The initial actin and Tpm3.1 filament assembly exhibits a close temporal relationship, unlike what is seen with myosin IIA. (A) Live intravital confocal imaging of de novo cytoskeleton assembly after isoproterenol-stimulated secretory granule fusion in the progeny of a Tpm3.1–NG KI and Lifeact-RFP mouse cross. The snapshot (left) shows a fused secretory granule (white arrow) near the APM/canaliculus. The image sequence (right) shows the progression of Tpm3.1–NG (green arrows) and Lifeact–RFP (red arrows) localisation over time. See also Movie 2. (B) Snapshot of intravital confocal imaged salivary acini in situ in the progeny of a myosin IIA–GFP KI and Lifeact–RFP mouse cross (left) after isoproterenol injection. Time-lapse sequence (right) showing the progression of actomyosin scaffold assembly around the granule with F-actin (red arrows) and myosin IIA (green arrows) localisation over time. See also Movie 3. (C) Recruitment kinetics of Lifeact–RFP and Tpm3.1–NG acquired at 241 ms intervals shown as mean normalised fluorescence ±95% CI for each time point.

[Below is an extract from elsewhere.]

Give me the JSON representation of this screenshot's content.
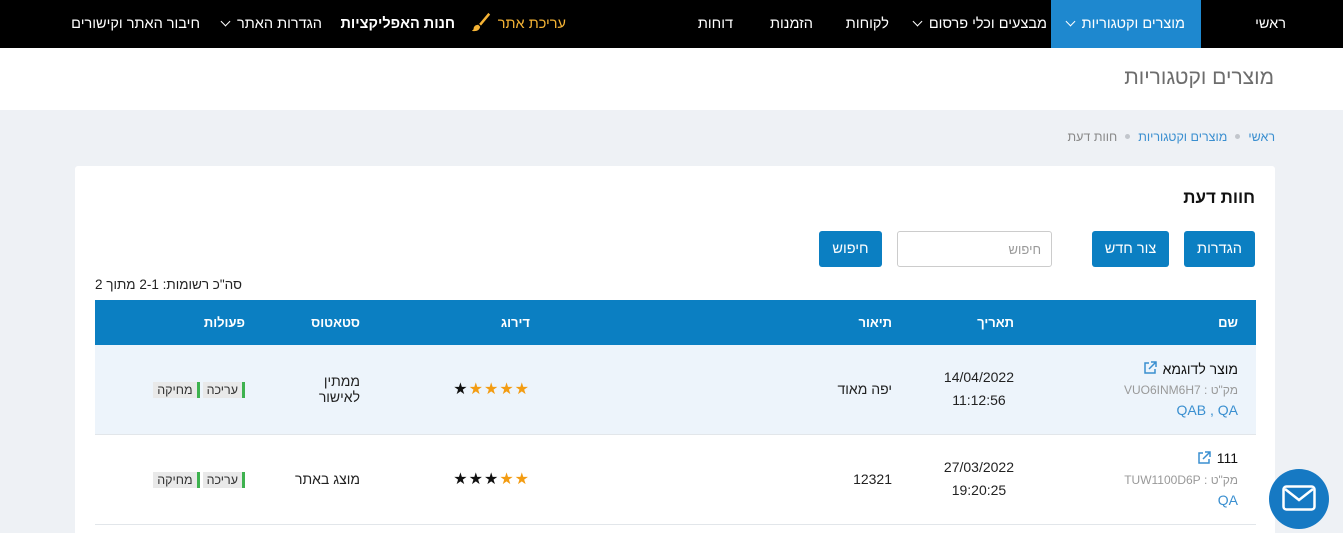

An average of 16 fusion events from four mice were plotted. The first significant (P<0.05) increase in fluorescence intensity versus the zero time point was determined by one-way ANOVA and Dunnett's multiple comparison test for Lifeact–RFP (red asterisk, P=0.0025) and Tpm3.1–NG (green asterisk, P=0.0215). (D) Recruitment kinetics of Lifeact–RFP (red line) and myosin IIA (blue line) acquired at 241 ms intervals are shown as normalised mean fluorescence intensities±95% CI from 17 fusion events in four mice. The first significant (P<0.05) increase in fluorescence intensity versus the zero time point was determined, as in Fig. 4C, for Lifeact–RFP (red asterisk, P=0.0283) and myosin IIA (blue asterisk, P=0.0091). Scale bar: 5 µm; the width of the insets is 6.16 µm.